Duke wins it's fourth National Championship.

Along the way, Butler's Hollywood ending wasn't so Hollywood, as it turns out that their best player's heave from halfcourt at the buzzer hits the backboard, hits the rim, and bounces back out - along with the hopes and dreams of the hometown fans watching in the stadium cheering for the hometown Bulldogs.

To say that this game was a classic would be a great understatement. Advertised as an encore of David vs. Goliath, it was Butler, a non-BCS team, going against the rich history of Duke, considered as college basketball royalty.

Experts predicted a blowout win for Duke, basing this on the Semifinal performance of the Blue Devils. However, it didn't turn out anywhere near that forecast - from start to finish, the scoreboard never showed a definite winner until the final, waning seconds of the game. It was truly a game that deserved its moniker of a National Championship game, one that had everything one could ask for.

However, one of the things that really took me in was the event's theme - The Road Ends Here. It signified that the long journey towards college basketball glory was right here, right now. It reminded the people involved that all the effort put it for the past year and the years before that would lead to where they were standing at right now - a chance to play for glory, a chance to play their way into basketball history as the best title one could be given - a champion.
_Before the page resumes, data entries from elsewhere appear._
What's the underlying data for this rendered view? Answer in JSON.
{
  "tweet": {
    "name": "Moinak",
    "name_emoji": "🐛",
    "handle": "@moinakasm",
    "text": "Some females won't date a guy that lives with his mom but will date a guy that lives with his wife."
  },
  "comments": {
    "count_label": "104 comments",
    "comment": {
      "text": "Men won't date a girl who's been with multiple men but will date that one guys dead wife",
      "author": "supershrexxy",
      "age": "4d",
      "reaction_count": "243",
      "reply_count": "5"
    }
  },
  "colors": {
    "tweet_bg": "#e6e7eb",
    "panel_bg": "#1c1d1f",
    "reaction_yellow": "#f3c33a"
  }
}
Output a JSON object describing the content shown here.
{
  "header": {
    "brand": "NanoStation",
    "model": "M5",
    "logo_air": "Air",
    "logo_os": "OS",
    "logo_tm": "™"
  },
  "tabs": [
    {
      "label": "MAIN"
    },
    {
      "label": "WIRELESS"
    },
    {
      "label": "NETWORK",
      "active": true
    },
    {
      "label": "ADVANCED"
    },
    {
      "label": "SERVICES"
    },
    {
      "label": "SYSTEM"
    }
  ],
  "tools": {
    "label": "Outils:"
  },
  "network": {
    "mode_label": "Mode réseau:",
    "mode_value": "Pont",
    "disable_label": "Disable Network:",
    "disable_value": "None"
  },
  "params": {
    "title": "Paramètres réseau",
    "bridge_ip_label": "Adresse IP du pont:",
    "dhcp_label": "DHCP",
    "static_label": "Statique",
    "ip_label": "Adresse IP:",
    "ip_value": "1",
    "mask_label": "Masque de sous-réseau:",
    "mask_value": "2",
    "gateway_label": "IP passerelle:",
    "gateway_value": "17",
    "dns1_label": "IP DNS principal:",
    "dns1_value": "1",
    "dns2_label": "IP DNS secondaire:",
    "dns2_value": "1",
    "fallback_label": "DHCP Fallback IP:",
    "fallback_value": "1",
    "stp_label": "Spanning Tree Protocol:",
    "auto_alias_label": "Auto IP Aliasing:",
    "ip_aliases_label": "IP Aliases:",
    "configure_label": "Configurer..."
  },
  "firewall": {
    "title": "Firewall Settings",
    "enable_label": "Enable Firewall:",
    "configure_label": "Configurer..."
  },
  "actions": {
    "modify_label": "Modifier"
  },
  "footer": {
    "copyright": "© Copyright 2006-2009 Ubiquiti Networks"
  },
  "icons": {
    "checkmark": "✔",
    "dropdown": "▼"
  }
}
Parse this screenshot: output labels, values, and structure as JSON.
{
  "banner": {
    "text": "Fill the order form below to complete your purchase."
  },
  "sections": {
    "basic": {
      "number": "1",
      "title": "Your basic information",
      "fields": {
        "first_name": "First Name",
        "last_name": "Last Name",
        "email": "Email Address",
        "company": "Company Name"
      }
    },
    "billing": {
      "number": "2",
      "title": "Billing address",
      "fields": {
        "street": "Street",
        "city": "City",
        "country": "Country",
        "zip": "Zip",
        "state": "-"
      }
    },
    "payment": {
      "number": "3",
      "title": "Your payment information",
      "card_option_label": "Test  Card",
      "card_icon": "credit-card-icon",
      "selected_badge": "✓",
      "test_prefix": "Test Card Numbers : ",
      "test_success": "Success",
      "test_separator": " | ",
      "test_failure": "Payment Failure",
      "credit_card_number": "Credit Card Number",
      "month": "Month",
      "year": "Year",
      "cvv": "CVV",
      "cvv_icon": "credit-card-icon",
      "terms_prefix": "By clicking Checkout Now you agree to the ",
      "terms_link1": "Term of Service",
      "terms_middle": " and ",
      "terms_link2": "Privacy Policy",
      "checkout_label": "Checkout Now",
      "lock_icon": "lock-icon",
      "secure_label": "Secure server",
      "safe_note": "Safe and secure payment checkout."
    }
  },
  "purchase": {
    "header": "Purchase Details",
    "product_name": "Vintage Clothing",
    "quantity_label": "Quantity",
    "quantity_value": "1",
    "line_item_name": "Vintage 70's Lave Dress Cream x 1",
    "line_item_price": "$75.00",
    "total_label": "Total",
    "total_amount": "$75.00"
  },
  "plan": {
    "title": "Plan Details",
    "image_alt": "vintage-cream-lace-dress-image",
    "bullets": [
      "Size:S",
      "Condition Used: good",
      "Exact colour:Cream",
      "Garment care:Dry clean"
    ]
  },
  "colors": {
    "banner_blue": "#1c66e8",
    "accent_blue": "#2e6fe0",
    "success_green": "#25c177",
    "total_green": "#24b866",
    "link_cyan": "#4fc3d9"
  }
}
Yet, looking past the ambiance of basketball and the drama that always goes with it, there was something about the theme that made me realize something - and that in everything that happens, there will always be a place and time where all your efforts can be assessed and where they will lead you. It doesn't have to be a huge stadium with thousands of screaming fans, or even a conference hall filled with men in suits and ties. No, what would matter most in that event is the meaning behind everything you've worked for, all the ups and downs, all the sacrifices, all the emotional burdens, all the decisions made, everything that led you to the promise of a paradise, where one would eventually get the goal intended - and maybe even more.

You see, there's this thing called a journey through life. Some people call it a road of life, yet to say that it a road would imply that one simply has to follow the way to wherever it would lead the traveler. This isn't the case. Because in that journey, there isn't a road. There isn't a stereotype that you would simply follow, and by the end of the road you would get what you want. There isn't an asphalted way that one simply has to put one foot in front of the other numerous times in order to get what they want - no, it isn't as simple as that. When one speaks of the road, what it really implies is the road that we, ourselves, have to make. In this journey, we make our own roads, using the freedom given to us to direct that road to wherever we want it to go. And personally, this is what makes life such a wonder to have - that for all the universal laws that govern everything, that for all the structured systems put up, that for all the awe and wonder that it can give - in the end, it will be up to us to make use of that and make sure that the thoughts that we once had will become the reality which we all aspire for.

The roads we build sometimes cross the roads other build - and for some unknown reason, we choose to go ahead and make the road together. Right now, I'm trying to make this less of a concept and more of a possibility, but even that still remains to be seen.

For all the care I can give, maybe our road may end here - but that doesn't mean I wouldn't try to keep it going.

______________________________________________________
sticks and stone may break my bones.